Na segunda-feira (20), moradores dos dois municípios protestaram contra a ineficiência da empresa. No bairro Fonseca, em Niterói, um grupo ateou fogo a lixo e chegou a fechar um sentido da Ponte Rio-Niterói. Também houve protesto na Rodovia Amaral Peixoto, altura de Maria Paula, em São Gonçalo. Em algumas localidades, a falta de energia compromete também o fornecimento de água, dizem os moradores.
O Ministério Público do Estado do Rio de Janeiro (MPRJ) instaurou um procedimento para apurar as falhas no serviço após centenas de queixas de consumidores. O procedimento será anexado ao processo em tramitação na justiça que condenou a empresa Ampla (controlada pelo Grupo Enel) à obrigação de restabelecer a energia elétrica no prazo de seis horas, sob pena de multa de R$ 20 mil para cada descumprimento.

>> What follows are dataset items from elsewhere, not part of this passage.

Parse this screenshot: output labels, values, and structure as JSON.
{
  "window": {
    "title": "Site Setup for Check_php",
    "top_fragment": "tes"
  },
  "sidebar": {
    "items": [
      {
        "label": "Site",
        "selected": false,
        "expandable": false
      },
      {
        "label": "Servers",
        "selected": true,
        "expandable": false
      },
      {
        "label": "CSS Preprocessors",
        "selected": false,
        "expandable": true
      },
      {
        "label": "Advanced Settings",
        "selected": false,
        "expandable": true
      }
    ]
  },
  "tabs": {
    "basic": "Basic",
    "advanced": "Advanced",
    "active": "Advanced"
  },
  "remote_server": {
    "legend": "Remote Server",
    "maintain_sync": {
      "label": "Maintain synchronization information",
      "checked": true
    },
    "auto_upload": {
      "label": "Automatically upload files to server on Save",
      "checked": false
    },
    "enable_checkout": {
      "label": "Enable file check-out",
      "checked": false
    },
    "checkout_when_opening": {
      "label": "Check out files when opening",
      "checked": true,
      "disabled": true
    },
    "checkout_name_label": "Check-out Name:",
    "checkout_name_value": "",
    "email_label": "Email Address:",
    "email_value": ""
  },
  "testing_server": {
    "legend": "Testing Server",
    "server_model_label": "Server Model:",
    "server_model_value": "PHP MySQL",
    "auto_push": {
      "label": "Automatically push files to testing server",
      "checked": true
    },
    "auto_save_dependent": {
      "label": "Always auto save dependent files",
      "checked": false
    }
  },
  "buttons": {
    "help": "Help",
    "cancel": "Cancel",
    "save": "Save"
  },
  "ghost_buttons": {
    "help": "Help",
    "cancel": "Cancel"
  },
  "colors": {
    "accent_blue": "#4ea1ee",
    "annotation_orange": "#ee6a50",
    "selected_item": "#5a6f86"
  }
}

“A Promotoria de Justiça do Consumidor também acompanha a CPI da Enel, instalada em março deste ano, pela Câmara de Vereadores de Niterói, e que apura as falhas da concessionária que resultam em interrupções no fornecimento de energia elétrica. Há inquéritos ainda em andamento que cobram previsão da troca de postes, instalação de transformadores, entre outros aspectos do serviço”, informou o MP, em nota.

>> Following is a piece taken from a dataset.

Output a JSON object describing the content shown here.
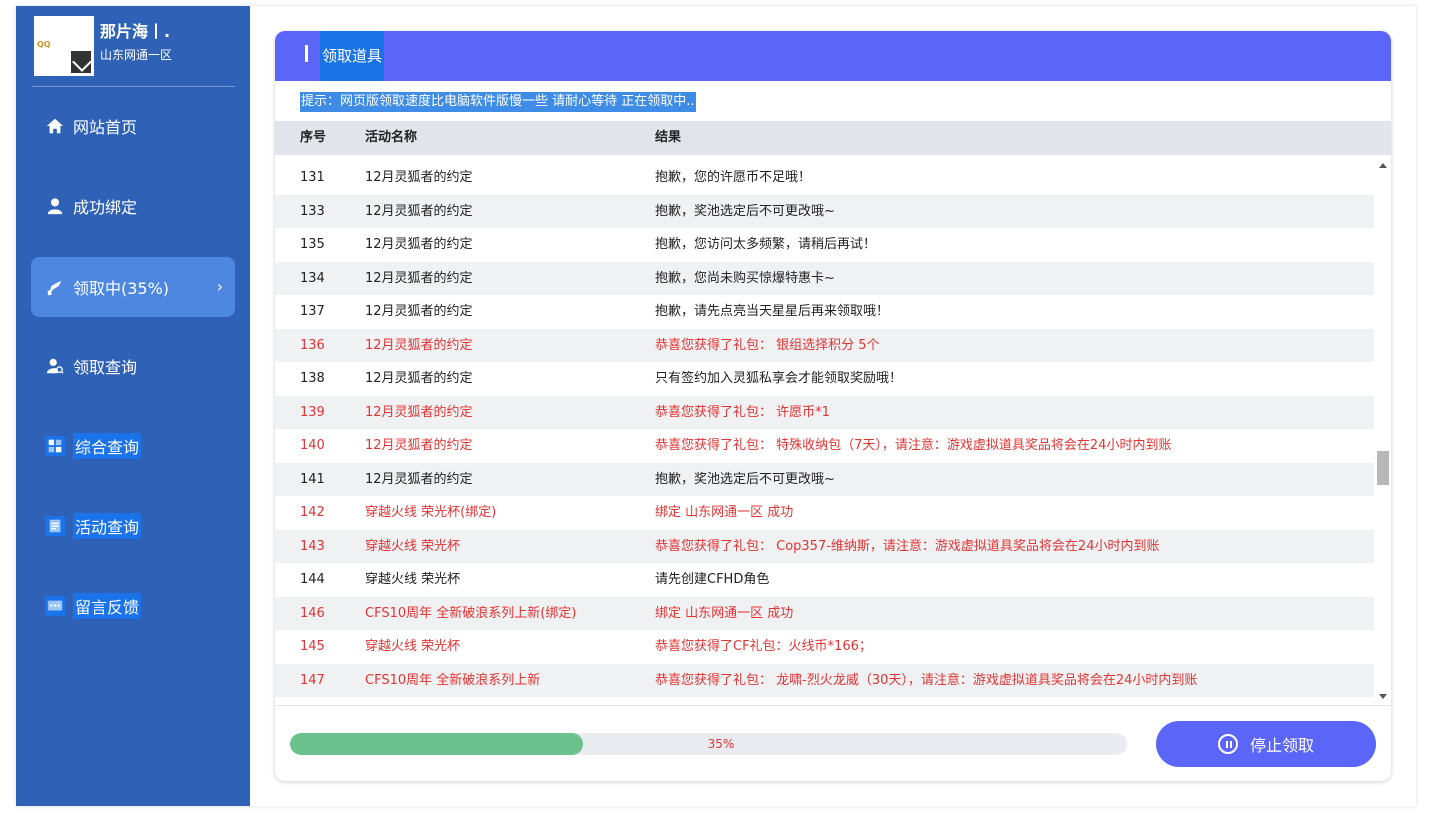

De novo, a culpa é da chuva
Através de comunicado, a Enel informou não ter sido notificada sobre a ação do MPRJ. Também afirma que 91% dos clientes afetados pela tempestade da noite de sábado (18) já tiveram o serviço restabelecido. Como feito anteriormente, a empresa atribuiu os danos à rede à chuva e a ventania, sem colocar em questão a falta de manutenção, a carência de equipes e a demora para fazer os reparos solicitados pelos clientes
“O evento climático, com chuva, rajadas de vento e descargas atmosféricas, causou danos severos à rede elétrica de várias cidades fluminenses, interrompendo o fornecimento de energia. Neste momento, as cidades mais afetadas são Niterói, São Gonçalo, Petrópolis e Maricá”, informou a empresa. “A Enel segue trabalhando com força total para recuperar todos os clientes o mais rápido possível”.
O porta-voz da Enel, José Luis Salas, disse que equipes da Enel em São Paulo estão chegando ao Rio de Janeiro para dar apoio nas ocorrências que ainda estão pendentes.

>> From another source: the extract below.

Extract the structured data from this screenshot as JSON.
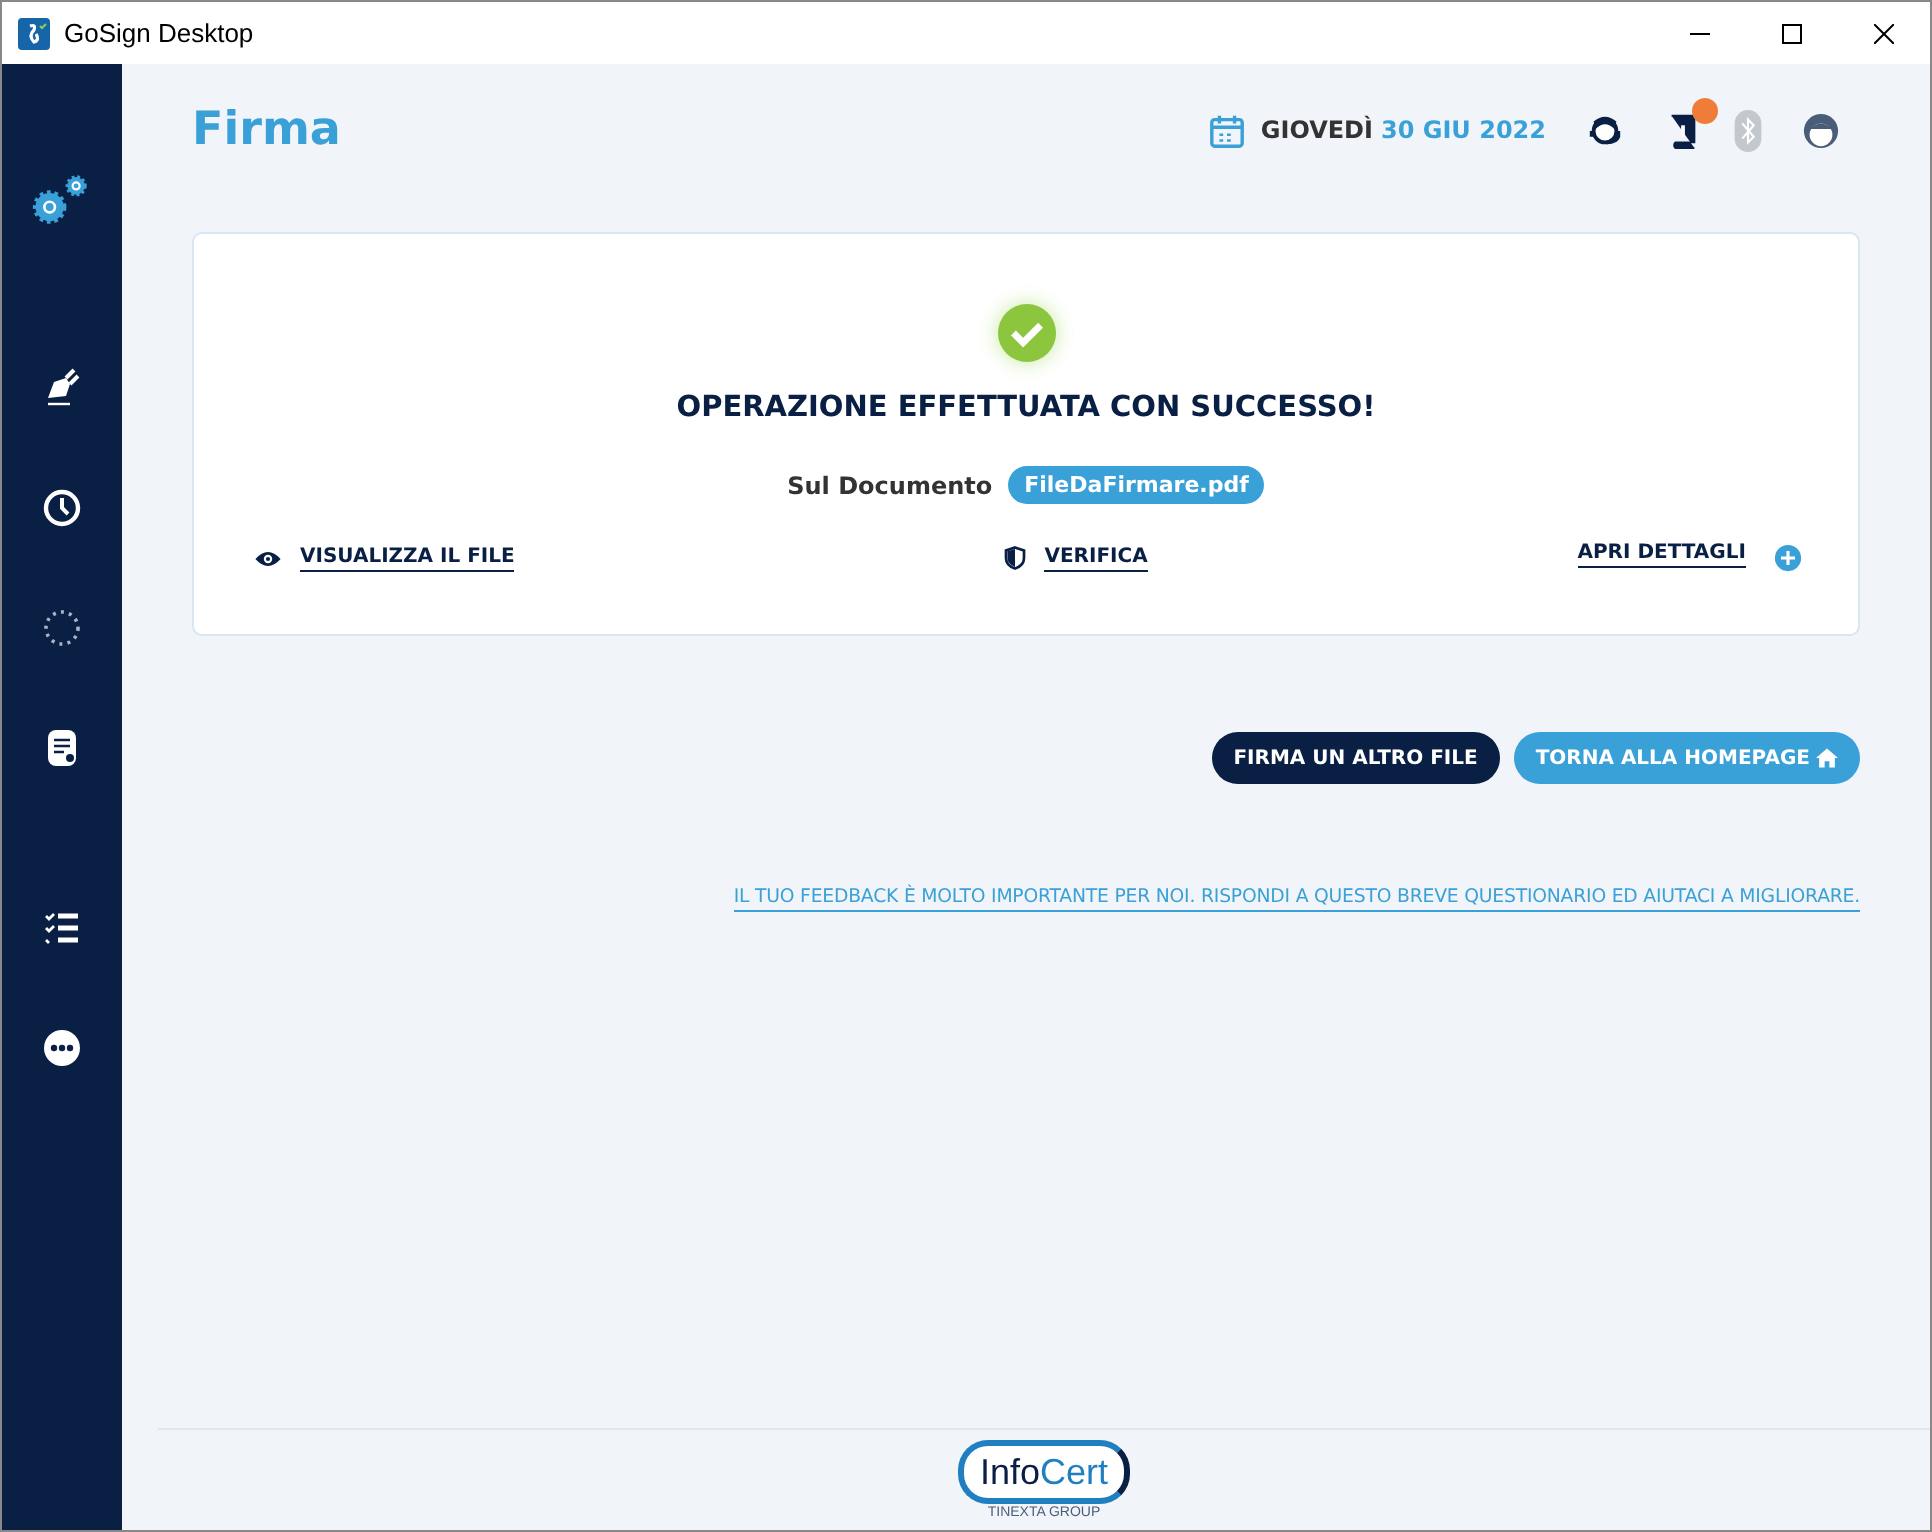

“Nós estamos preparados para enfrentar esses eventos climáticos”, garantiu o porta-voz em vídeo enviado à imprensa.
O deputado estadual Josemar Carvalho (PSOL-RJ) atribui a situação não apenas a Enel, mas também ao governo do Estado, que falha ao não fiscalizar ou cobrar um mínimo de eficiência da concessionária.
“A Enel jogou São Gonçalo num pesadelo. É um misto de descaso com incompetência. Mas eles não são os únicos culpados. Essa empresa atua há anos de forma negligente, sob a proteção e conivência do governo estadual. Não há mais a menor condição de serem responsáveis pela energia no nosso município. Pelo fim dessa concessão nefasta!”, criticou.
Privatizar não dá certo
Especialistas do setor elétrico apontam os casos ocorridos recentemente no Rio de Janeiro, em São Paulo e no Rio Grande do Sul são novas provas de que a privatização de serviços essenciais é um tiro no pé. Mas há piores: em 2021 o Amapá ficou sem energia por 21 dias, e os cortes no fornecimento são frequentes no Centro-Oeste.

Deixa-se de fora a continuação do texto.